Temporal unmixing of calcium traces (TUnCaT) was more accurate than peer algorithms when processing experimental one-photon videos. (A) TUnCaT can remove false transients caused by neighboring neurons. The first trace is the background-subtracted trace of the SNR video of an example neuron representing the trace before unmixing, and the magenta transients show the manually determined ground truth transients. The four remaining traces are the unmixed traces of that neuron from four different methods (FISSA, CNMF, the Allen SDK, and TUnCaT). The labels (i)–(v) indicate example transients correctly (green) or incorrectly (red) detected by at least one unmixing algorithm. Each image below the traces is the corresponding SNR image at the peak of each transient. The thick blue contour in each image shows the boundary of the neuron of interest, and the orange and yellow contours show the boundary of two different neighboring neurons (scale bar: 10 μm). (B) The F₁ scores of TUnCaT during 9-round cross-validation were superior to that of the other methods both when processing raw videos and when processing SNR videos (**p < 0.005, n.s. - not significant, two-sided Wilcoxon signed-rank test, n = 9 videos; error bars are standard deviations).

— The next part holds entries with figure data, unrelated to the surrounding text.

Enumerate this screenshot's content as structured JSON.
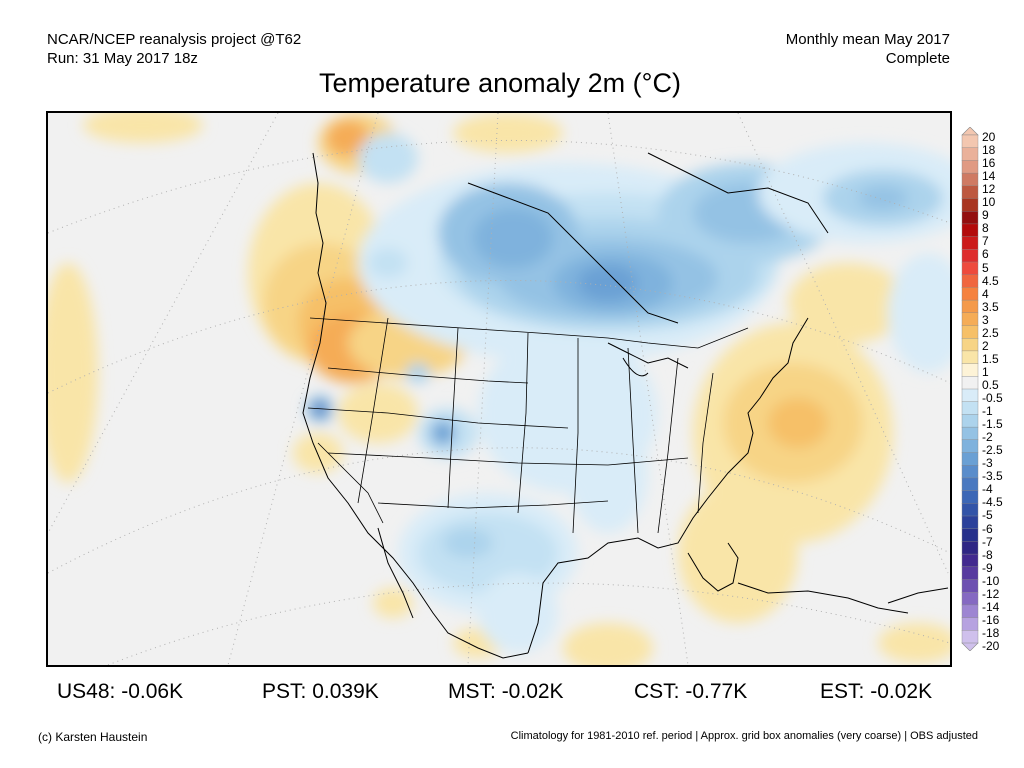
{
  "header": {
    "line1_left": "NCAR/NCEP reanalysis project @T62",
    "line2_left": "Run: 31 May 2017 18z",
    "line1_right": "Monthly mean May 2017",
    "line2_right": "Complete"
  },
  "title": "Temperature anomaly 2m (°C)",
  "legend": {
    "levels": [
      "20",
      "18",
      "16",
      "14",
      "12",
      "10",
      "9",
      "8",
      "7",
      "6",
      "5",
      "4.5",
      "4",
      "3.5",
      "3",
      "2.5",
      "2",
      "1.5",
      "1",
      "0.5",
      "-0.5",
      "-1",
      "-1.5",
      "-2",
      "-2.5",
      "-3",
      "-3.5",
      "-4",
      "-4.5",
      "-5",
      "-6",
      "-7",
      "-8",
      "-9",
      "-10",
      "-12",
      "-14",
      "-16",
      "-18",
      "-20"
    ],
    "colors": [
      "#f3c7b0",
      "#eab19a",
      "#e09a83",
      "#cf7a63",
      "#bd5840",
      "#a83520",
      "#930f0f",
      "#b30b0b",
      "#cc1a1a",
      "#de2d2d",
      "#ee4a3d",
      "#f0663f",
      "#f5823f",
      "#f49a4a",
      "#f5ac56",
      "#f6c068",
      "#f7d486",
      "#f9e5a8",
      "#fdf3d7",
      "#f1f1f1",
      "#d9ecf8",
      "#c3e1f3",
      "#acd3ec",
      "#94c2e4",
      "#7fb2dd",
      "#6aa0d4",
      "#5a8dcb",
      "#4a79c0",
      "#3c67b6",
      "#3254a8",
      "#2b419b",
      "#27318c",
      "#2f2684",
      "#42298f",
      "#573a9f",
      "#6d50b1",
      "#8569c2",
      "#9d85d2",
      "#b6a2e0",
      "#cfc0ec"
    ]
  },
  "stats": [
    {
      "label": "US48:",
      "value": "-0.06K"
    },
    {
      "label": "PST:",
      "value": "0.039K"
    },
    {
      "label": "MST:",
      "value": "-0.02K"
    },
    {
      "label": "CST:",
      "value": "-0.77K"
    },
    {
      "label": "EST:",
      "value": "-0.02K"
    }
  ],
  "footer": {
    "left": "(c) Karsten Haustein",
    "right": "Climatology for 1981-2010 ref. period | Approx. grid box anomalies (very coarse) | OBS adjusted"
  }
}
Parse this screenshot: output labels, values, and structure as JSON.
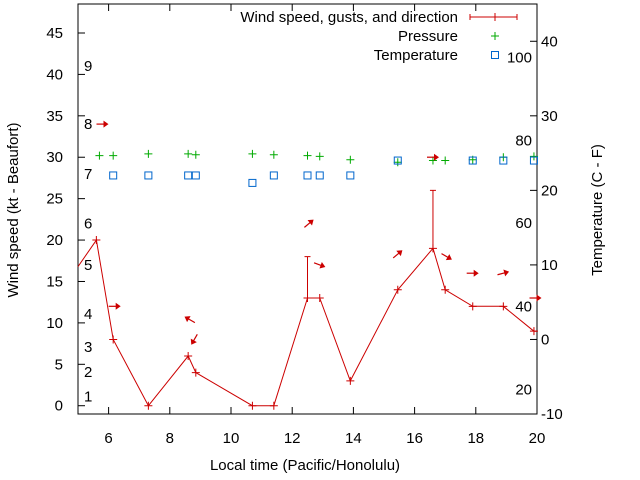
{
  "chart_data": {
    "type": "line",
    "xlabel": "Local time (Pacific/Honolulu)",
    "ylabel": "Wind speed (kt - Beaufort)",
    "y2label": "Temperature (C - F)",
    "xlim": [
      5,
      20
    ],
    "ylim": [
      -1,
      48.5
    ],
    "y2lim": [
      -10,
      45
    ],
    "x_ticks": [
      6,
      8,
      10,
      12,
      14,
      16,
      18,
      20
    ],
    "y_ticks": [
      0,
      5,
      10,
      15,
      20,
      25,
      30,
      35,
      40,
      45
    ],
    "y2_ticks": [
      -10,
      0,
      10,
      20,
      30,
      40
    ],
    "beaufort_labels": [
      {
        "text": "1",
        "y": 1.1
      },
      {
        "text": "2",
        "y": 4.1
      },
      {
        "text": "3",
        "y": 7.1
      },
      {
        "text": "4",
        "y": 11.1
      },
      {
        "text": "5",
        "y": 17
      },
      {
        "text": "6",
        "y": 22
      },
      {
        "text": "7",
        "y": 28
      },
      {
        "text": "8",
        "y": 34
      },
      {
        "text": "9",
        "y": 41
      }
    ],
    "fahrenheit_labels": [
      {
        "text": "20",
        "y2": -6.7
      },
      {
        "text": "40",
        "y2": 4.4
      },
      {
        "text": "60",
        "y2": 15.6
      },
      {
        "text": "80",
        "y2": 26.7
      },
      {
        "text": "100",
        "y2": 37.8
      }
    ],
    "legend": [
      {
        "label": "Wind speed, gusts, and direction",
        "color": "#cc0000",
        "marker": "line-plus"
      },
      {
        "label": "Pressure",
        "color": "#00aa00",
        "marker": "plus"
      },
      {
        "label": "Temperature",
        "color": "#0066cc",
        "marker": "square"
      }
    ],
    "series": [
      {
        "name": "Wind speed",
        "color": "#cc0000",
        "x": [
          5.0,
          5.6,
          6.15,
          7.3,
          8.6,
          8.85,
          10.7,
          11.4,
          12.5,
          12.9,
          13.9,
          15.45,
          16.6,
          17.0,
          17.9,
          18.9,
          19.9,
          20.0
        ],
        "y": [
          16.8,
          20,
          8,
          0,
          6,
          4,
          0,
          0,
          13,
          13,
          3,
          14,
          19,
          14,
          12,
          12,
          9,
          9
        ]
      },
      {
        "name": "Wind gusts",
        "color": "#cc0000",
        "segments": [
          {
            "x": 12.5,
            "from": 13,
            "to": 18
          },
          {
            "x": 16.6,
            "from": 19,
            "to": 26
          }
        ]
      },
      {
        "name": "Pressure",
        "color": "#00aa00",
        "x": [
          5.7,
          6.15,
          7.3,
          8.6,
          8.85,
          10.7,
          11.4,
          12.5,
          12.9,
          13.9,
          15.45,
          16.6,
          17.0,
          17.9,
          18.9,
          19.9
        ],
        "y": [
          30.2,
          30.2,
          30.4,
          30.4,
          30.3,
          30.4,
          30.3,
          30.2,
          30.1,
          29.7,
          29.4,
          29.6,
          29.6,
          29.7,
          30.0,
          30.1
        ]
      },
      {
        "name": "Temperature",
        "axis": "y2",
        "color": "#0066cc",
        "x": [
          6.15,
          7.3,
          8.6,
          8.85,
          10.7,
          11.4,
          12.5,
          12.9,
          13.9,
          15.45,
          17.9,
          18.9,
          19.9
        ],
        "y": [
          22,
          22,
          22,
          22,
          21,
          22,
          22,
          22,
          22,
          24,
          24,
          24,
          24
        ]
      },
      {
        "name": "Wind direction",
        "color": "#cc0000",
        "arrows": [
          {
            "x": 5.8,
            "y": 34,
            "angle": 0
          },
          {
            "x": 6.2,
            "y": 12,
            "angle": 0
          },
          {
            "x": 8.65,
            "y": 10.4,
            "angle": 210
          },
          {
            "x": 8.8,
            "y": 8,
            "angle": 120
          },
          {
            "x": 12.55,
            "y": 22,
            "angle": -40
          },
          {
            "x": 12.9,
            "y": 17,
            "angle": 20
          },
          {
            "x": 15.45,
            "y": 18.3,
            "angle": -40
          },
          {
            "x": 16.6,
            "y": 30,
            "angle": 0
          },
          {
            "x": 17.05,
            "y": 18,
            "angle": 30
          },
          {
            "x": 17.9,
            "y": 16,
            "angle": 0
          },
          {
            "x": 18.9,
            "y": 16,
            "angle": -15
          },
          {
            "x": 19.95,
            "y": 13,
            "angle": 0
          }
        ]
      }
    ]
  }
}
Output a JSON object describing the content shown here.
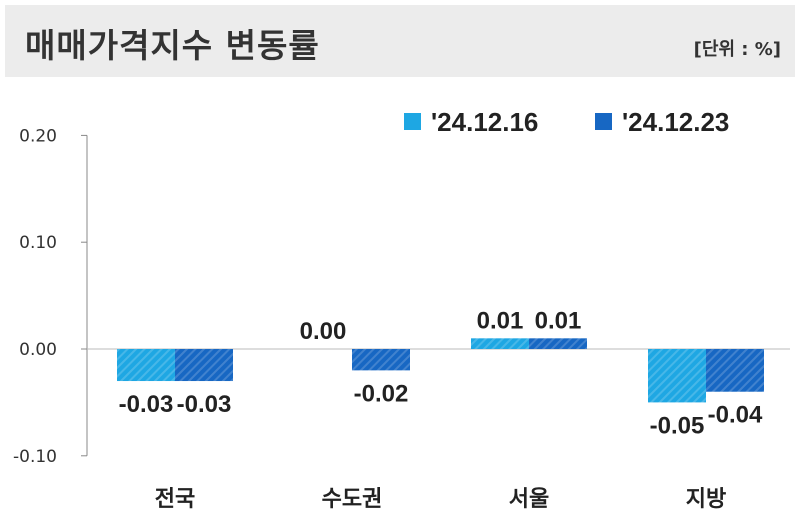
{
  "header": {
    "title": "매매가격지수 변동률",
    "unit": "[단위 : %]"
  },
  "colors": {
    "series1": "#1ea7e3",
    "series2": "#1767c3",
    "axis": "#888888",
    "text": "#222222",
    "header_bg": "#ececec"
  },
  "chart_data": {
    "type": "bar",
    "categories": [
      "전국",
      "수도권",
      "서울",
      "지방"
    ],
    "series": [
      {
        "name": "'24.12.16",
        "values": [
          -0.03,
          0.0,
          0.01,
          -0.05
        ],
        "labels": [
          "-0.03",
          "0.00",
          "0.01",
          "-0.05"
        ],
        "color": "#1ea7e3"
      },
      {
        "name": "'24.12.23",
        "values": [
          -0.03,
          -0.02,
          0.01,
          -0.04
        ],
        "labels": [
          "-0.03",
          "-0.02",
          "0.01",
          "-0.04"
        ],
        "color": "#1767c3"
      }
    ],
    "yticks": [
      "0.20",
      "0.10",
      "0.00",
      "-0.10"
    ],
    "ytick_values": [
      0.2,
      0.1,
      0.0,
      -0.1
    ],
    "ylim": [
      -0.1,
      0.2
    ],
    "legend_position": "top-right",
    "grid": false
  }
}
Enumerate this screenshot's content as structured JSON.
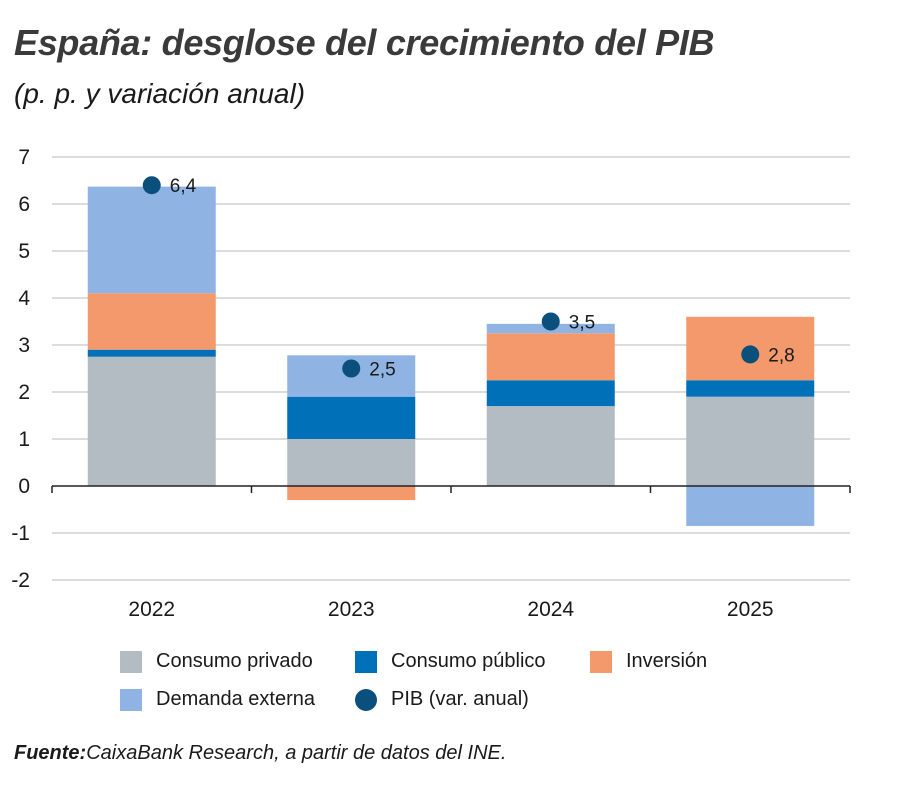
{
  "header": {
    "title": "España: desglose del crecimiento del PIB",
    "subtitle": "(p. p. y variación anual)"
  },
  "source": {
    "label": "Fuente:",
    "text": "CaixaBank Research, a partir de datos del INE."
  },
  "colors": {
    "consumo_privado": "#b2bcc2",
    "consumo_publico": "#0070b8",
    "inversion": "#f3996c",
    "demanda_externa": "#8fb4e3",
    "pib": "#0b4f7c",
    "grid": "#b8b8b8",
    "axis": "#222222"
  },
  "legend": [
    {
      "name": "Consumo privado",
      "color": "#b2bcc2",
      "shape": "square"
    },
    {
      "name": "Consumo público",
      "color": "#0070b8",
      "shape": "square"
    },
    {
      "name": "Inversión",
      "color": "#f3996c",
      "shape": "square"
    },
    {
      "name": "Demanda externa",
      "color": "#8fb4e3",
      "shape": "square"
    },
    {
      "name": "PIB (var. anual)",
      "color": "#0b4f7c",
      "shape": "circle"
    }
  ],
  "chart_data": {
    "type": "bar",
    "stacked": true,
    "title": "España: desglose del crecimiento del PIB",
    "subtitle": "(p. p. y variación anual)",
    "categories": [
      "2022",
      "2023",
      "2024",
      "2025"
    ],
    "ylim": [
      -2,
      7
    ],
    "yticks": [
      7,
      6,
      5,
      4,
      3,
      2,
      1,
      0,
      -1,
      -2
    ],
    "ytick_labels": [
      "7",
      "6",
      "5",
      "4",
      "3",
      "2",
      "1",
      "0",
      "-1",
      "-2"
    ],
    "grid": true,
    "legend_position": "bottom",
    "series": [
      {
        "name": "Consumo privado",
        "color": "#b2bcc2",
        "values": [
          2.75,
          1.0,
          1.7,
          1.9
        ]
      },
      {
        "name": "Consumo público",
        "color": "#0070b8",
        "values": [
          0.15,
          0.9,
          0.55,
          0.35
        ]
      },
      {
        "name": "Inversión",
        "color": "#f3996c",
        "values": [
          1.2,
          -0.3,
          1.0,
          1.35
        ]
      },
      {
        "name": "Demanda externa",
        "color": "#8fb4e3",
        "values": [
          2.27,
          0.88,
          0.2,
          -0.85
        ]
      }
    ],
    "pib": {
      "name": "PIB (var. anual)",
      "color": "#0b4f7c",
      "values": [
        6.4,
        2.5,
        3.5,
        2.8
      ],
      "labels": [
        "6,4",
        "2,5",
        "3,5",
        "2,8"
      ]
    }
  }
}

The gray dots represent scores for the test data on each round of cross-validation. (C) The processing time of TUnCaT was comparable to or faster than the other methods both when processing raw videos and when processing SNR videos (*p < 0.05, **p < 0.005, n.s. - not significant, two-sided Wilcoxon signed-rank test, n = 9 videos; error bars are standard deviations). The gray dots represent the processing times for the test data on each round of cross-validation.